Die Lust am Selbstversorgen greift mittlerweile um sich, und inzwischen gibt es neben dem großen Kartoffelkombinat auch schon eine Reihe kleinerer Gruppen und Vereine, die auf eigene Rechnung Obst und Gemüse anbauen. Eine davon ist Auergarden hinter Freising, in dem kleinen Ort Haslach nahe Au in der Hallertau. Daher auch der Name - er ist also mehr als ein Wortspiel mit dem englischen Begriff "our garden".

2015 haben sich eine Handvoll Münchnerinnen und Freisingerinnen zusammengetan, um gemeinsam mit dem Bauer Georg Schwaiger, den alle nur Schorsch nennen, den Auergarden zu starten. Das war eine klassische Win-win-Situation, wie die Betriebswirtschaftler sagen. Denn der kleine Hof vom Schorsch hat nur sieben Hektar, "damit kann man nicht überleben", sagt er. Die Mitgliedsbeiträge der Auerländer aber bieten Sicherheit und finanzieren jeden Ernteausfall. Für das Geld bekommen sie ein Jahr lang Woche für Woche frisches Obst und Gemüse von bester Bioqualität, denn gespritzt wird im Auergarden natürlich nicht. Den jeweiligen Ernteanteil holen sich die Mitglieder am Montagabend bei der Ausgabestelle im Kreativquartier an der Dachauer Straße ab - unverpackt, denn den Verpackungswahnsinn der Supermärkte will man natürlich nicht mitmachen.
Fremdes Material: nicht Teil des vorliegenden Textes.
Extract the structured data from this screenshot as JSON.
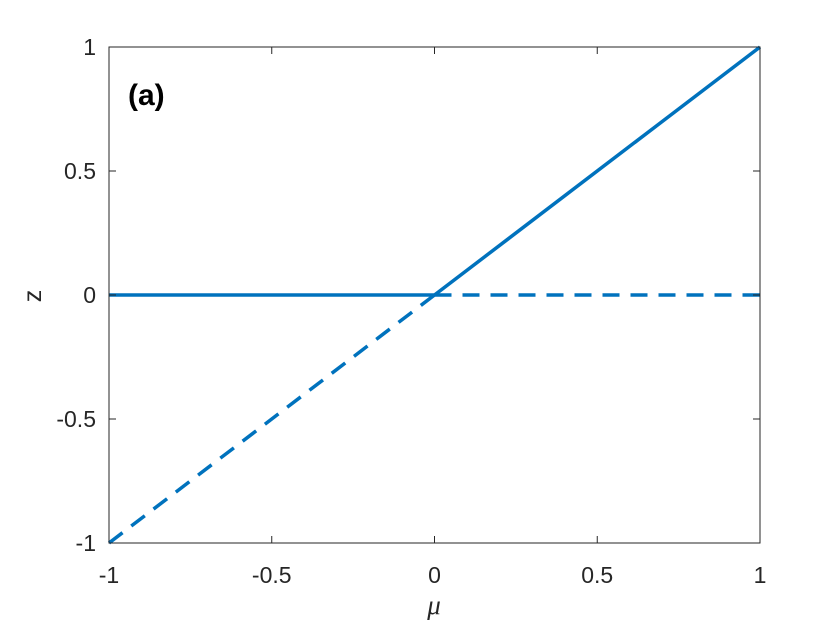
{
  "chart_data": {
    "type": "line",
    "title": "",
    "panel_label": "(a)",
    "xlabel": "μ",
    "ylabel": "z",
    "xlim": [
      -1,
      1
    ],
    "ylim": [
      -1,
      1
    ],
    "xticks": [
      -1,
      -0.5,
      0,
      0.5,
      1
    ],
    "xtick_labels": [
      "-1",
      "-0.5",
      "0",
      "0.5",
      "1"
    ],
    "yticks": [
      -1,
      -0.5,
      0,
      0.5,
      1
    ],
    "ytick_labels": [
      "-1",
      "-0.5",
      "0",
      "0.5",
      "1"
    ],
    "grid": false,
    "legend": false,
    "series": [
      {
        "style": "solid",
        "color": "#0072BD",
        "x": [
          -1,
          0
        ],
        "y": [
          0,
          0
        ]
      },
      {
        "style": "solid",
        "color": "#0072BD",
        "x": [
          0,
          1
        ],
        "y": [
          0,
          1
        ]
      },
      {
        "style": "dashed",
        "color": "#0072BD",
        "x": [
          -1,
          0
        ],
        "y": [
          -1,
          0
        ]
      },
      {
        "style": "dashed",
        "color": "#0072BD",
        "x": [
          0,
          1
        ],
        "y": [
          0,
          0
        ]
      }
    ]
  }
}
Mittlerweile belegt der Auergarden auf Schwaigers Hof drei Hektar, dazu gehören Gewächshäuser in Form von drei großen Folientunneln, ein Obstgarten mit 200 Apfelbäumen sowie diverse Felder. Um die 40 verschiedene Obst- und Gemüsekulturen findet man im Auergarden, zum Beispiel Gurken, Kürbis, Tomaten, Kräuter, Äpfel und Beeren, aber auch Seltenes wie Steckrüben und Palmkohl. Auf dem Gelände hat sich auch ein Hobbyimker mit seinen Bienen eingerichtet, es gibt also auch Honig. Die Auergärtner helfen den zwei angestellten Teilzeitgärtnern bei der Arbeit, und sie können auch auf dem Feld übernachten, wenn sie sich rechtzeitig anmelden: in der vereinseigenen Jurte nämlich.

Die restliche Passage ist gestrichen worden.